Irène es mucho más que una novela policiaca, mucho más que una novela del género negro, es una magnífica reflexión narrativa sobre un tipo de literatura a menudo denostado, maltratado. Uno de sus personajes (uno de los más importantes protagonistas del libro, no digo más) escribe lo siguiente:
“El éxito indescriptible de la
literatura policiaca demuestra, con toda evidencia, hasta qué punto el mundo
necesita de la muerte. Y del misterio. El mundo persigue esas imágenes no
porque necesite imágenes. Porque solo tiene eso. Aparte de los conflictos
bélicos y de las increíbles carnicerías gratuitas que la política ofrece a los
hombres para calmar la inagotable necesidad de muerte, ¿qué tienen? Imágenes.

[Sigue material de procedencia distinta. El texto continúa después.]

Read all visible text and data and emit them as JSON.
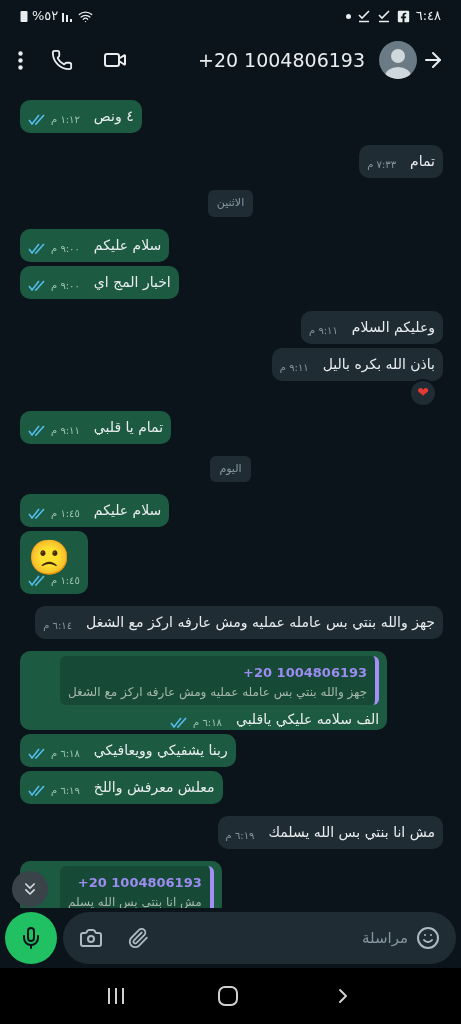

El hombre se nutre de imágenes de muerte porque tiene hambre de muerte. Y solo
los artistas pueden aplacarla. Los escritores escriben sobre la muerte para los
hombres a los que les hace falta la muerte, crean dramas para calmar su
necesidad de drama. El mundo quiere siempre más. El mundo no quiere solamente
papel e historias, quiere sangre, sangre de verdad”.
Sangre de
verdad, misterio y muerte. Porque, como reconoce en el colofón Lemaitre, Irène
es un “homenaje a la literatura, este libro no existiría sin ella”.
Acabo con una reflexión de Camille Verhoeven: ¿existe algo que no sea asunto de la policía?